The coming winter is a “looming catastrophe”, unlike anything we have seen “since Hitler was strutting his stuff”, he says.

And in an open letter to the Scottish Government he urged them to meet the challenge in the same way as they did in March 2020, “when the pandemic threatened to tear apart the social fabric much like it is doing in China right now”.

Frankland says the Scottish Government made quick and decisive decisions then, like making funds available for front line charities to meet the needs of self-isolating communities, and made the cash available quickly with the minimum of red tape.

“And it worked … better than anyone could possibly have imagined,” he says. “All over Scotland, new community projects joined with existing projects like First Base and by hook or by crook, the vulnerable were looked after.

“We all proved it could be done and it was done. It was done in double quick time and it was done unbelievably well. And it was done by an army of volunteers.

“You guys provided the funding and the community did the rest.”

Frankland says that in his “60+ years” he has witnessed two huge “£1 a … moments” – when he was 18 during the 1979 winter of discontent when petrol increased to £1 a gallon.

“Eighteen years later, an older and still broke me got to know how it felt to pay £1 a litre for the first time. This summer I had my third ‘pound a …’ moment.

“I was online in Tesco Groceries ordering the weekly First Base delivery and there it was right there on the screen. As bold as brass. Heinz Baked Beans. Not 440g any more. Only 415g now. £1 a tin.

“Quite a moment. And it seemed clear neither Heinz nor Tesco were in any mood to water it down. I mean they could have bottled it and gone for 99p. But no. They clearly were intent on sending a message.”

Frankland says that by autumn, anyone relying on Universal Credit with the average cost of domestic power forecasts to reach £70 a week will be left with £3 to feed, clothe and clean themselves.

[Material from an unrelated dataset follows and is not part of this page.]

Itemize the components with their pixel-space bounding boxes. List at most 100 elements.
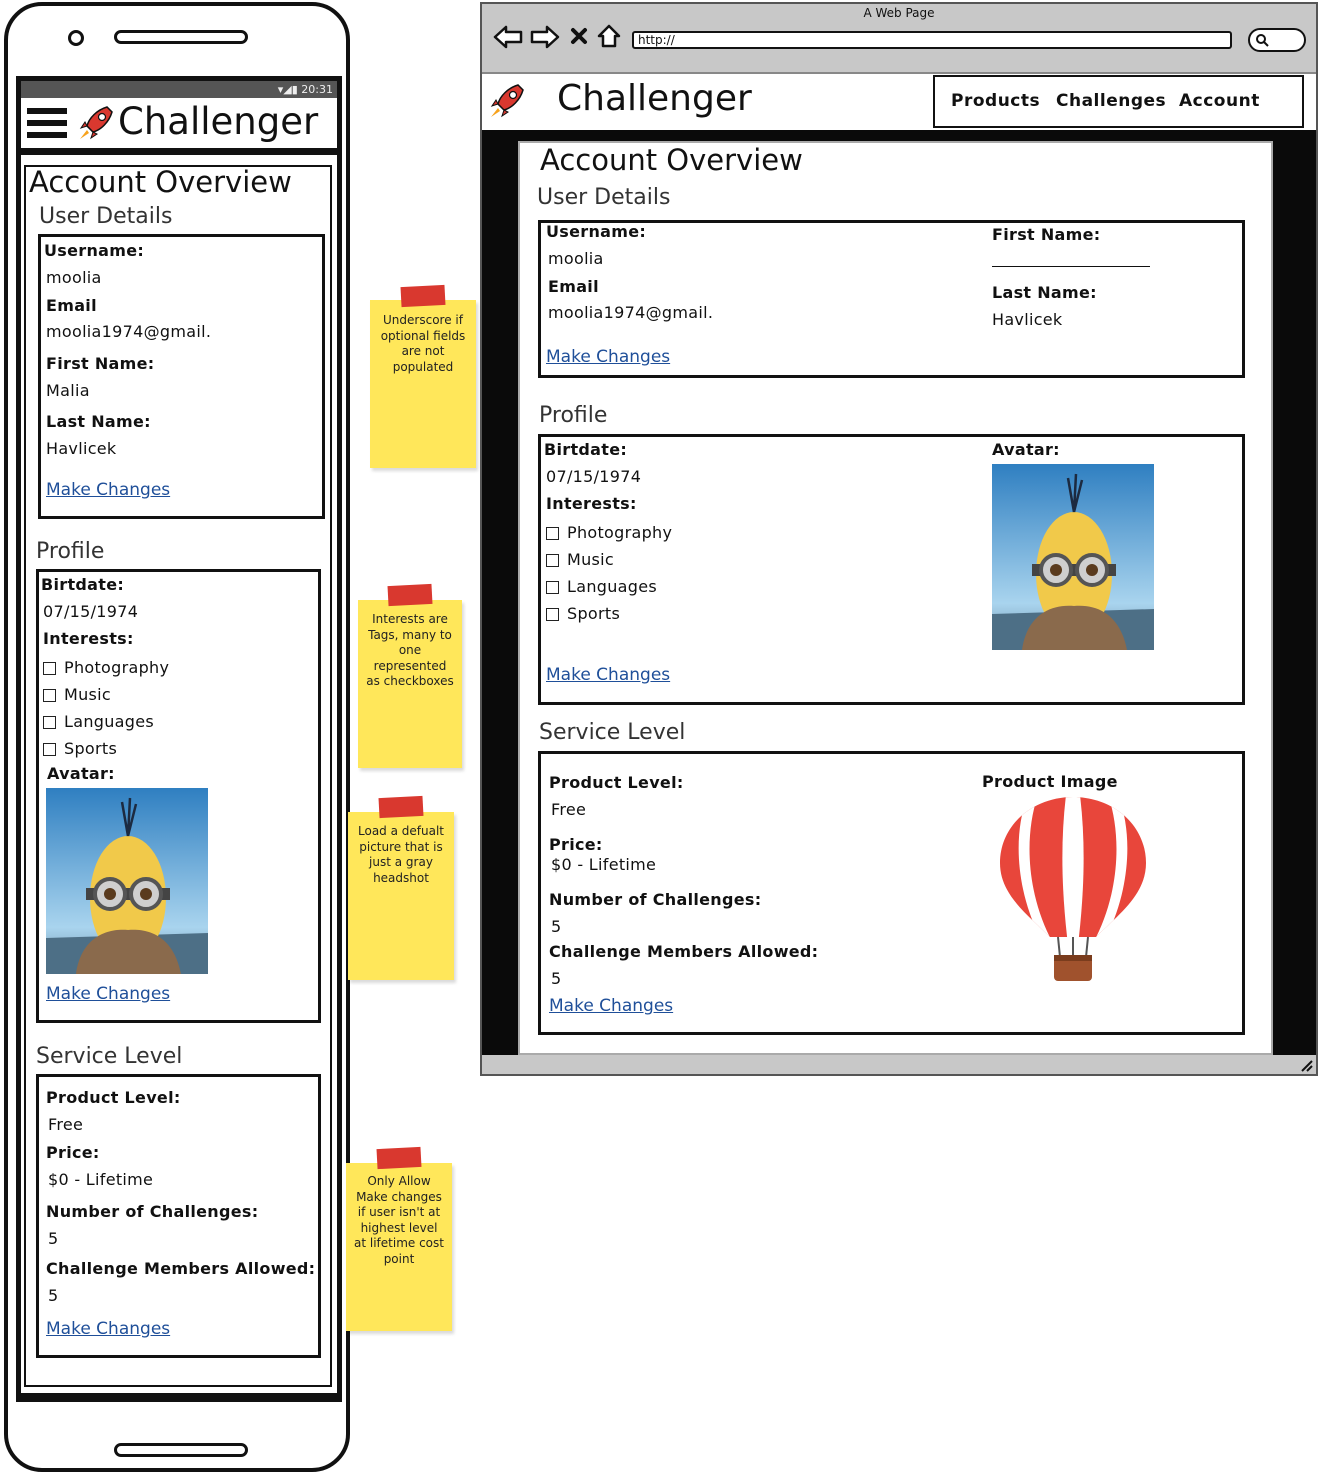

He says projects such as Fareshare, which helps supply food banks, will suffer as supermarkets ration what charities can buy and increase sales of reduced “yellow ticket” items, for which people have started queuing up every night.

But he says the network of volunteers that exploded into life early in the pandemic is still there. 

“We all know how to deal with a huge crisis. We proved we could do it in 2020. We can do it again.

“As a legacy of the pandemic, every council in Scotland now has a relationship with the community groups who stepped up when everything was grinding to a halt … provided us with the funds we needed in the pandemic. You can do it again.”

In a plea to the Scottish Government, he adds: “And you guys? Well, you need to do exactly the same job you did in 2020. You need to make sure no emergency food project ever has to turn people away due to a lack of food.

“It didn’t happen when 2000 people a day were dying of Covid in the darkest days of 2020.

It doesn’t need to happen in the darkest days of the coming winter. You have two months to … be ready for the worst.

“And when the tsunami hits, you can be ready to press the button and the community will do the rest. Please don’t blow it.”